Kebijakan 'migrasi sukarela' Trump adalah Nakba yang di branding ulang
Donald Trump dan Benjamin Netanyahu meluncurkan kebijakan awal bulan ini yang mengubah istilah pengungsian paksa menjadi “migrasi sukarela” (AP).
14 Juli 2025

Gaza City, Gaza —Di Washington minggu ini, di sebuah meja mewah di Gedung Putih, Donald Trump dan Benjamin Netanyahu duduk dan tersenyum dengan keyakinan seperti orang-orang yang merasa mereka menguasai takdir, peta, dan pesawat tempur.

Trump, seperti biasanya, tampak bukan sebagai kepala negara, melainkan seperti seorang pengembang real estat yang keliling dunia. Kali ini, Gaza adalah tanah yang akan dijual – atau lebih tepatnya, untuk dikosongkan.
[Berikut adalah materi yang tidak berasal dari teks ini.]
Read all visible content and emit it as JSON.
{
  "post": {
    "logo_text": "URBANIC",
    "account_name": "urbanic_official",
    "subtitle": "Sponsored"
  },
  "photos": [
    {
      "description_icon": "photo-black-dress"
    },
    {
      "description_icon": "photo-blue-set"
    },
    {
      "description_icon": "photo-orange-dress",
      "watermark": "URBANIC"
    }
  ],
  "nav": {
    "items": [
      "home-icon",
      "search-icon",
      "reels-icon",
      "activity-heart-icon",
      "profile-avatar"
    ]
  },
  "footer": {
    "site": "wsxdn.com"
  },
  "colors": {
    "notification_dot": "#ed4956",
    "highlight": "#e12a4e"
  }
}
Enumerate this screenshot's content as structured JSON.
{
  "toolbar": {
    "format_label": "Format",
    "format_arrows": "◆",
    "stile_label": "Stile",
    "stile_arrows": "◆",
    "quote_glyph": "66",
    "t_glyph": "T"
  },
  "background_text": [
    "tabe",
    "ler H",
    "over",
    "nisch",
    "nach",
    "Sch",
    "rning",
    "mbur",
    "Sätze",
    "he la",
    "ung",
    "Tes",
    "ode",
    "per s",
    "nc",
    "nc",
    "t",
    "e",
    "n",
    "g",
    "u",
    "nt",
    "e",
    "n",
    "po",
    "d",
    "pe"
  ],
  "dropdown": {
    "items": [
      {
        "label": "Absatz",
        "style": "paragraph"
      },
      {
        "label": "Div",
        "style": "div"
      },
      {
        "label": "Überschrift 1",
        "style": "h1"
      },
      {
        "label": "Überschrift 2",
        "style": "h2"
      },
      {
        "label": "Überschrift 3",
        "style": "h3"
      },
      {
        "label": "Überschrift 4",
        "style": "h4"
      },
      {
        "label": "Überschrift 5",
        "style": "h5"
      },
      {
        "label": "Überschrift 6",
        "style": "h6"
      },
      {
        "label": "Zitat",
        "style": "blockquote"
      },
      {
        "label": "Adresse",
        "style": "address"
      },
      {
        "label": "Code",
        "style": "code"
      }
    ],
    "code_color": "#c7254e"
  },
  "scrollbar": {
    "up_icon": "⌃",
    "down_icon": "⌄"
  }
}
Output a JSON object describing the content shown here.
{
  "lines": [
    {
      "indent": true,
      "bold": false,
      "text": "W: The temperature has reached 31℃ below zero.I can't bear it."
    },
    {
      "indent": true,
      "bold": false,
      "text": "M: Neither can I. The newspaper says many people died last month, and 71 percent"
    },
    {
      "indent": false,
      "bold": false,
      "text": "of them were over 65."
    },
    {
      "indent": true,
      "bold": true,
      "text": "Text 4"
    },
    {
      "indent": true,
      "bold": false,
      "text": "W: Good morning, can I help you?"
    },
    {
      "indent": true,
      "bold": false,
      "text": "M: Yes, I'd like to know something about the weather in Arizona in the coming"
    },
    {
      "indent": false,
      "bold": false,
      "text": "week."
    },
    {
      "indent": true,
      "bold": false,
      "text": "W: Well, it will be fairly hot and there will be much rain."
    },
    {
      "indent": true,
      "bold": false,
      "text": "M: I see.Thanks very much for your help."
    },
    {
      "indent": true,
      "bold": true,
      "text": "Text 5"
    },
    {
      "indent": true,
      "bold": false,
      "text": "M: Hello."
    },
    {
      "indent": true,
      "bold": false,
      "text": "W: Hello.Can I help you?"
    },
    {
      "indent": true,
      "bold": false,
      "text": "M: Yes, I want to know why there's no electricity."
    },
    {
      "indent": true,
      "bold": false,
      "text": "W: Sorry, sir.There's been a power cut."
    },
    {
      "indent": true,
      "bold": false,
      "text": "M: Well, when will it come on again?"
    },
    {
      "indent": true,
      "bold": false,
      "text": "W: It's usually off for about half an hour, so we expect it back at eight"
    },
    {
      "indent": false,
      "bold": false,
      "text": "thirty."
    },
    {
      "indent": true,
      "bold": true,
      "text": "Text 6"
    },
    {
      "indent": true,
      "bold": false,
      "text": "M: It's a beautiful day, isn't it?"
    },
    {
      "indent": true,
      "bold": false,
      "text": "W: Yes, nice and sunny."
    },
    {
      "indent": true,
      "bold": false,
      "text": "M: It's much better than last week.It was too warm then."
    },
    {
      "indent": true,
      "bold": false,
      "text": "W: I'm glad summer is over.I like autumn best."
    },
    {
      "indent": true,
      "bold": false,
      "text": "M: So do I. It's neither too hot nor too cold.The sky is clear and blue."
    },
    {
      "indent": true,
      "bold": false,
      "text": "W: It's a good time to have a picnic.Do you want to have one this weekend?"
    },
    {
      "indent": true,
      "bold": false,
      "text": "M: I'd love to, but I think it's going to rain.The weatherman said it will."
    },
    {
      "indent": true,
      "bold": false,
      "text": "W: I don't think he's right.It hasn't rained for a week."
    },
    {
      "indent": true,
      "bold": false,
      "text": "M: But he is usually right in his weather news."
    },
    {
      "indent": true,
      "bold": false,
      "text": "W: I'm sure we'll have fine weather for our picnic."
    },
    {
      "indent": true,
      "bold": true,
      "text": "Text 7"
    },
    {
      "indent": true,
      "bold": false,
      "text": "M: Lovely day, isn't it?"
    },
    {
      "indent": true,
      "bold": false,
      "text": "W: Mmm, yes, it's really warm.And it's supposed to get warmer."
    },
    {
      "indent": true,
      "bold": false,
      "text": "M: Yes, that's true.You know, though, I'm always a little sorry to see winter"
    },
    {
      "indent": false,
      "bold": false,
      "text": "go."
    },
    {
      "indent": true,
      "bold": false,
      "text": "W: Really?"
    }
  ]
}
Trump mengatakan kepada wartawan: “Kami telah sepakati kerja sama yang sangat baik dari negara-negara sekitar... jadi sesuatu yang baik akan terjadi.”

“Sesuatu yang baik.”

Begitulah cara Trump menggambarkan gagasan untuk memaksa seluruh bangsa meninggalkan tanah mereka – menghapus identitas, mengubur makam, mencabut budaya yang telah berusia ribuan tahun, dan memindahkan mereka ke tempat yang lebih “nyaman”.

Ia menyebut hal itu sebagai kebebasan, tetapi hanya jika Anda setuju untuk meninggalkan rumah Anda terlebih dahulu.

Warga Palestina harus meninggalkan tanahnya untuk hidup dalam pengasingan yang tidak diketahui, tanpa martabat atau masyarakat untuk menjadi bagian dari identitas mereka.

Anda harus meninggalkan segalanya dan mengatakan “terima kasih” kepada mereka yang menghancurkan rumah Anda.

Sudah jelas bahwa tujuan memperpanjang perang di Gaza — sebidang tanah yang hanya seluas 327 kilometer persegi — dan menjatuhkan berton-ton bahan peledak di atasnya, adalah untuk menggambar peta pengusiran. Apakah itu secara paksa atau sukarela, tidak lagi menjadi masalah dan pertanyaan utama pada konflik ini.

Sekarang visinya jelas: setiap kali Trump dan Netanyahu duduk bersama, mereka berbicara tentang mengusir rakyat Gaza. Siapa yang bisa menghentikan kegilaan ini?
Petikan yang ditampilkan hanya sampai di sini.